Natürlich heilen mit Reizklima
Klimaveränderungen beeinflussen den menschlichen Organismus, und so sollte bei der Wahl des Behandlungsortes auf die klimatischen Bedingungen geachtet werden.
Das Reizklima ist ein wichtiges therapeutisches Mittel zur Behandlung von Haut- und Atemwegserkrankungen. Die Ostseeklinik Kühlungsborn bietet mit dem milden Ostsee-Reizklima ideale Voraussetzungen. Dank der geographischen Lage herrscht hier eine Art Inselklima, dessen natürliche Heilkraft zu einer Abhärtung und Umstimmung des Organismus führt.
Die positiven Effekte dieses Klimas sind auf verschiedene Wirkungskomplexe zurückzuführen. Man spricht vom thermisch-hygrischen, vom aktinischen und vom chemischen Wirkungskomplex. Im Wesentlichen geht es dabei um die verschiedenen Schon- und Reizfaktoren der Luft und der Sonne, die den menschlichen Organismus beeinflussen.

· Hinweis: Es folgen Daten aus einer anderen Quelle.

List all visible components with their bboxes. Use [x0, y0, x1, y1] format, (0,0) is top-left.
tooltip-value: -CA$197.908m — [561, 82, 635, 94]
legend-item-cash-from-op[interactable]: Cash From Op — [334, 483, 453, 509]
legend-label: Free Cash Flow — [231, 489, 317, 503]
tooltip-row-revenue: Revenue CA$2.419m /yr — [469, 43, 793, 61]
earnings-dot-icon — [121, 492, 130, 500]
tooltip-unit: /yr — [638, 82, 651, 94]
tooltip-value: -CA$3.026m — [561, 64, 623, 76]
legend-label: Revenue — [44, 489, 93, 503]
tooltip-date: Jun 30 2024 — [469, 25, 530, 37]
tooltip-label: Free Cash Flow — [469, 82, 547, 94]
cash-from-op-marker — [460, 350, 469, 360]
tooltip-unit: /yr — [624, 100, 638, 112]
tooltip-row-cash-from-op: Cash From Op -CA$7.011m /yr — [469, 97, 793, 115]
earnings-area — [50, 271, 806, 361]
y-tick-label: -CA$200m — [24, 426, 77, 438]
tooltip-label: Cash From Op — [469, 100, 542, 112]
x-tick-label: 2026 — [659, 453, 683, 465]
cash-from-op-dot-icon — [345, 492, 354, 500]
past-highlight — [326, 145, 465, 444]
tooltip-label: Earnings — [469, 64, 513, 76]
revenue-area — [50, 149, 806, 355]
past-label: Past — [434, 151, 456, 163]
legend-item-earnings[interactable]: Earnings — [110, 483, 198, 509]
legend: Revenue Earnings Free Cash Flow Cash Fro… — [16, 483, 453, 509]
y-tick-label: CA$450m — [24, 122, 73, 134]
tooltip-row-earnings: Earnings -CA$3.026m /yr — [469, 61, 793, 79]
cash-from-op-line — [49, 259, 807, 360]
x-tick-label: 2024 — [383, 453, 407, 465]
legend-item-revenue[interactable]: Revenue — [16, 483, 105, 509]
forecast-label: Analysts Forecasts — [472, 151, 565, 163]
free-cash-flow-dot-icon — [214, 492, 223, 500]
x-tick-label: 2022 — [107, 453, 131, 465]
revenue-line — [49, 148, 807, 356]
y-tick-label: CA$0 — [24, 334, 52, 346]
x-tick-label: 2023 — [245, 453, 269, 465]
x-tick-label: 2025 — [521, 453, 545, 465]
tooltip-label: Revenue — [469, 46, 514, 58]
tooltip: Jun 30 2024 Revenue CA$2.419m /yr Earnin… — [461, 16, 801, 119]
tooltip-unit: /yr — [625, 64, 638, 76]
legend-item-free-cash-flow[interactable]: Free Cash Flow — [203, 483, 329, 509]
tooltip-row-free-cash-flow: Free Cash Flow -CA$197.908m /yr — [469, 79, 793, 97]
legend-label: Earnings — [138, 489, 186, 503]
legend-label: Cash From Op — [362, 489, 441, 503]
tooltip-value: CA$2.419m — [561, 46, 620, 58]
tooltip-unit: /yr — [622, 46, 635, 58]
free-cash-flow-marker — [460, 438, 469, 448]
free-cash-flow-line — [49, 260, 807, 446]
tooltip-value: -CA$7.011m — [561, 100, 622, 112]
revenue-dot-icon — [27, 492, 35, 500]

Die größte therapeutische Bedeutung im thermisch-hygrischen Wirkungskomplex hat die kühle Luft. Sie lindert beispielsweise bei Neurodermitis den Juckreiz und führt bei Patienten mit Atemwegserkrankungen zu einer tieferen Atmung, wodurch die Lungen besser belüftet werden. Als Reizfaktor bewirkt der kühle Wind eine Abhärtung des Organismus. Auf die Kältewirkung reagiert der Körper mit einer Engstellung der kleinen Blutgefäße in der Haut (physikalische Wärmeregulation) und mit erhöhter Stoffwechseltätigkeit (chemische Wärmeregulation). Ausgelöst durch den Kältereiz, schüttet zudem die Nebennierenrinde vermehrt Cortison aus, wodurch der Heilungsprozess der Haut und der Schleimhäute unterstützt wird. Zum chemischen Wirkungskomplex gehört die reine Luft mit ihrem Anteil an maritimem Aerosol. Es wirkt zum einen schuppenlösend auf der Haut und zum anderen auf der Schleimhaut der Atemwege schleimlösend. Auch Bäder im salzhaltigen Meer tragen zur Heilung von Hautschäden bei. Der dritte, der so genannte aktinische Wirkungskomplex ist die Sonne. Die heilsamen Strahlen der tief stehenden Sonne sind am Meer besonders wirksam, da hier weder Berge noch Hügel den Horizont abschirmen. Die Sonne steigert die Hautdurchblutung und regt das Immunsystem und die Bildung des körpereigenen Cortisons an. Hierdurch ist eine langfristige Verbesserung des Gesundheitszustandes gewährleistet.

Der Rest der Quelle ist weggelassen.